I don't know for sure, but i think it would be better to add the marker to the Transaction itself, to not have to manage both the transaction and the token, but it will need to change the with_transaction to pass an owned transaction and then return it to the connection. I can't think of a way to allow using the ? operator this way though.

[fernandobatels]

@fernandobatels @jairinhohw I think i found the solution I was looking for to this and to #61 To me it's very exciting this is possible in Rust!! Here is a proof of concept: (edit- updated link) link to play.rust-lang.org gist If you are not used to this kind of thing, it will seem a little strange, but trust me it is worth it to understand If you want me to annotate all the types and add more comments, please let me know.

Please try to see if you can figure out a way to call with_transaction in main() where you run an execute on the transaction at least once but then do not call commit, and do not end all error handling chains with rollback. You should do so without "cheating" (Ie don't force a Result<A,B> into an A or a B using something like unwrap(), and don't use the const PhantomData<S> values defined at the top in your attempts because we would hide them from the user in a real implementation)

advantages:

* Can't immediately call `commit` or `rollback` on a `Transaction` as soon as your closure receives it.  You actually have to do something with it first like execute a statement.

* Impossible to (with safe rust) call `commit` twice in a row if the first one was successful (and similarly for other combinations of `rollback` and `commit`)

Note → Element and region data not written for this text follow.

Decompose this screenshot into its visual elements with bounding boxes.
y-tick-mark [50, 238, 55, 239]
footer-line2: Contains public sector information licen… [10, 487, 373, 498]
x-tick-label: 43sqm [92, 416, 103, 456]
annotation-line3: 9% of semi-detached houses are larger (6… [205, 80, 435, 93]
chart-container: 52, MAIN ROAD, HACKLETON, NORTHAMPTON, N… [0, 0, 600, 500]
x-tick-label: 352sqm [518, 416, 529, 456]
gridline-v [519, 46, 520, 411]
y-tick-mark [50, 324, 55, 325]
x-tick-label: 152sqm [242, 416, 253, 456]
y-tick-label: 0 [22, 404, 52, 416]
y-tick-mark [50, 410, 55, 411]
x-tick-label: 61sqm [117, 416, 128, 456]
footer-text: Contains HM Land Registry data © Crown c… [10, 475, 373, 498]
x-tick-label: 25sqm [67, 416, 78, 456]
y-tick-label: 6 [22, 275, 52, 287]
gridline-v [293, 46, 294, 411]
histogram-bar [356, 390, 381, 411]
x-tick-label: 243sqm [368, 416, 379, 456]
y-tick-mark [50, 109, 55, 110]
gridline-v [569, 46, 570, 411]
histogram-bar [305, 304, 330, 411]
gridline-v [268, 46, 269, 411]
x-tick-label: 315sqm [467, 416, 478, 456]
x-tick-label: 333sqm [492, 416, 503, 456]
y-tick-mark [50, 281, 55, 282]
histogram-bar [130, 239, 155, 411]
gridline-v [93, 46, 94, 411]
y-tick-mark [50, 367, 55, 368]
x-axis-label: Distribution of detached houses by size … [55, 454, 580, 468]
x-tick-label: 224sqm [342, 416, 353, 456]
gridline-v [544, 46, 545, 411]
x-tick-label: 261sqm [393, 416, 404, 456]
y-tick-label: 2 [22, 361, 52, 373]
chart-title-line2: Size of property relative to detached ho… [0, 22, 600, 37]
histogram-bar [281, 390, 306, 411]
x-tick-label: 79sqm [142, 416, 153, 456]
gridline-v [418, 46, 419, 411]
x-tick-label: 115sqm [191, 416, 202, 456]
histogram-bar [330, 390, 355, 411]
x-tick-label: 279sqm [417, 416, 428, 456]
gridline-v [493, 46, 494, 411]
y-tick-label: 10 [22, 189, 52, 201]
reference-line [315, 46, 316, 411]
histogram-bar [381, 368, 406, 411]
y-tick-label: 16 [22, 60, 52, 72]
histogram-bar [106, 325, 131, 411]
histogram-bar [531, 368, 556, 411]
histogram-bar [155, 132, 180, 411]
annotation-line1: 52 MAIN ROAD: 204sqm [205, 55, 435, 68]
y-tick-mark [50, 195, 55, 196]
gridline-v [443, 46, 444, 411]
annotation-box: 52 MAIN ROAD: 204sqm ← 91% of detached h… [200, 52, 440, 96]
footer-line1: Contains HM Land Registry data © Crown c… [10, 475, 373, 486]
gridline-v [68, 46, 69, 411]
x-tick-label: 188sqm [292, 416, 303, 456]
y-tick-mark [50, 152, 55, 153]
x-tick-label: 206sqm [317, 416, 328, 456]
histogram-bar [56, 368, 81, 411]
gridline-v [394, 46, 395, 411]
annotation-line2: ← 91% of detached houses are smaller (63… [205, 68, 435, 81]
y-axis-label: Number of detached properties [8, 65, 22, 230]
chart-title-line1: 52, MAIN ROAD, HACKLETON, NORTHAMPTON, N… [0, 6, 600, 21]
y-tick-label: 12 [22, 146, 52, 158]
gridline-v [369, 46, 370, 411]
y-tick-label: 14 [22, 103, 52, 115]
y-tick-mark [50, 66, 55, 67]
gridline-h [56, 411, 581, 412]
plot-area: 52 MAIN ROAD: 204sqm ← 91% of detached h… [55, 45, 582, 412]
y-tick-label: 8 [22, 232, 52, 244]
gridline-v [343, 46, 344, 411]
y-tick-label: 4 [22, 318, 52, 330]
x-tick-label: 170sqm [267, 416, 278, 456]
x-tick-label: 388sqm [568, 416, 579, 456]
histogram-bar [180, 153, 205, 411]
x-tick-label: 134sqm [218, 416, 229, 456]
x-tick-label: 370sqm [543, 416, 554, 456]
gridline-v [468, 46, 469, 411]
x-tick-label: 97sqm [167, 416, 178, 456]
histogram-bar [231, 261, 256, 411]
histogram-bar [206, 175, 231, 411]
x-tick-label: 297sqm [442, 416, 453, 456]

* All methods of `Transaction` are `&mut self` allowing the user to decide what to do in case of error, but they can't drop it.

* The user is forced to handle all errors before returning, in order to obtain a `Token<Consistent>`. (we can provide helpers for this to avoid all the match arms)

* When the closure provided to `with_transaction` returns, we are statically guaranteed the last method run on it was either a successful `commit` or a `rollback`, so it's safe to drop without doing anything.

* Presumably small or zero extra runtime cost (compared to just `Result<(), FbError>`) because `PhantomData` is a zero sized type (except maybe to do with one function pointer passed to `with_transaction`).

* All guaranteed at compile time so long as the user is using safe rust.

You can think of this like a compile-time verified Finite State Machine using the type system. This is possible in Rust only because it has a concept of 'moves' which here are used to statically disallow reuse of the Token type.

edit: btw this kind of approach is called the TypeState Pattern (edit:different article)

Very nice article

[fernandobatels]

So, I think we can keep idea of implement the '_retaining' methods for now. This is a more simple approach.